Trump’s Wrongdoings Are a Feature of His Party, Not a Bug
by David Lurie
A Republican president stands accused of traitorous acts, working in cahoots with a kleptocracy that emerged from the ruins of the USSR and its KGB — a menace the GOP long grounded its very identity upon fighting — in multiple schemes to undermine our national elections.
Many have asked why the Republican Party would stand lockstep behind such a brazen criminal. The most commonly heard answer is that Trump has “taken over” the Party.
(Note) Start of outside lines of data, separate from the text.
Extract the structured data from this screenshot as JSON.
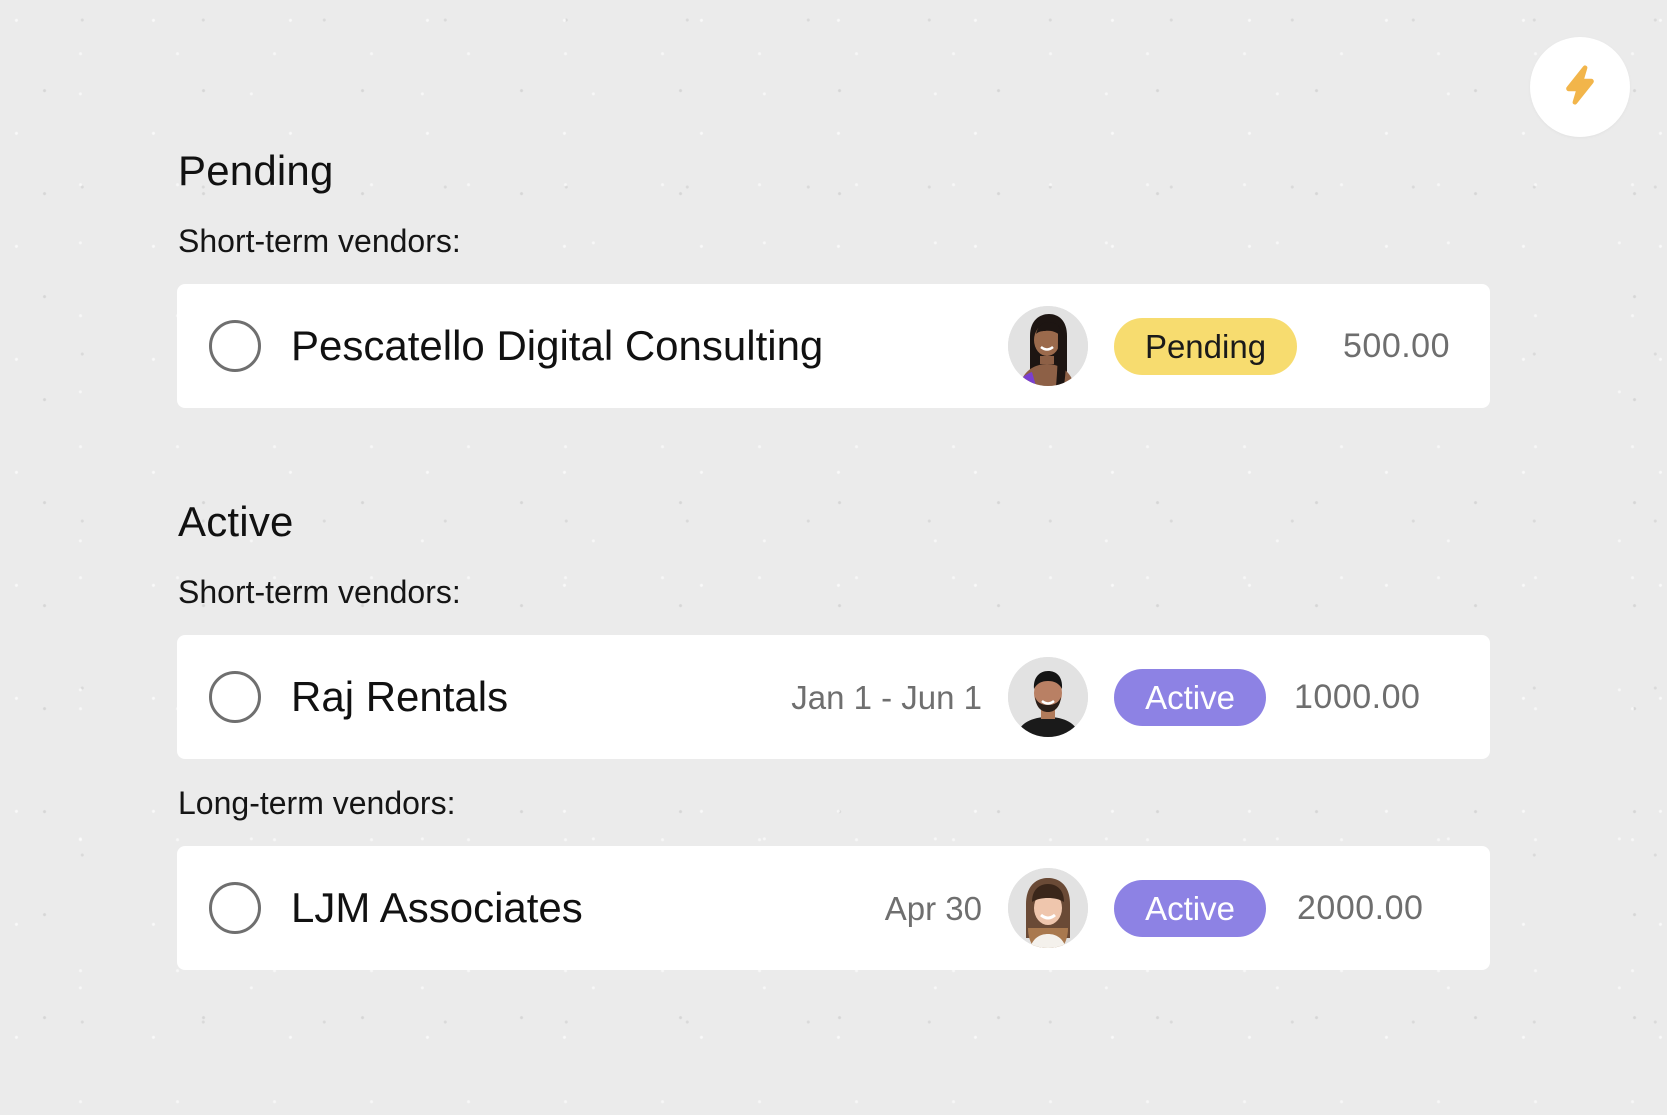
{
  "quick_action": {
    "icon": "lightning-bolt-icon",
    "color": "#f2b54a"
  },
  "sections": [
    {
      "title": "Pending",
      "groups": [
        {
          "label": "Short-term vendors:",
          "vendors": [
            {
              "name": "Pescatello Digital Consulting",
              "date": "",
              "avatar": "woman-long-dark-hair",
              "status": "Pending",
              "amount": "500.00"
            }
          ]
        }
      ]
    },
    {
      "title": "Active",
      "groups": [
        {
          "label": "Short-term vendors:",
          "vendors": [
            {
              "name": "Raj Rentals",
              "date": "Jan 1 - Jun 1",
              "avatar": "man-dark-hair-beard",
              "status": "Active",
              "amount": "1000.00"
            }
          ]
        },
        {
          "label": "Long-term vendors:",
          "vendors": [
            {
              "name": "LJM Associates",
              "date": "Apr 30",
              "avatar": "woman-bangs-brown-hair",
              "status": "Active",
              "amount": "2000.00"
            }
          ]
        }
      ]
    }
  ],
  "status_colors": {
    "Pending": "#f7dc6f",
    "Active": "#8d82e4"
  }
}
That’s true insofar as the president is always the head of his party, but it is not a satisfactory answer.
Trump has managed to line up virtually every significant constituency of the GOP, not the least among them its senators and House members, behind him with remarkable uniformity, to the point that many GOP House members enthusiastically joined Trump in declaring his conduct with Ukraine to be “perfect” and nearly none were willing to criticize his conduct during the impeachment debate, while virtually all GOP senators stand ready to suppress further evidence of Trump’s criminality, then summarily acquit him.
The truth is, Trump and his serial illegal electoral interference are the apotheosis of a transformation of the GOP that began during the Reagan presidency, if not before. It is a transformation arising from the Republican Party’s slow but insistent recognition that it has become a permanent minority party, advancing policies that are widely unpopular, and that its political success is dependent upon hobbling democracy and, most importantly, the electoral process.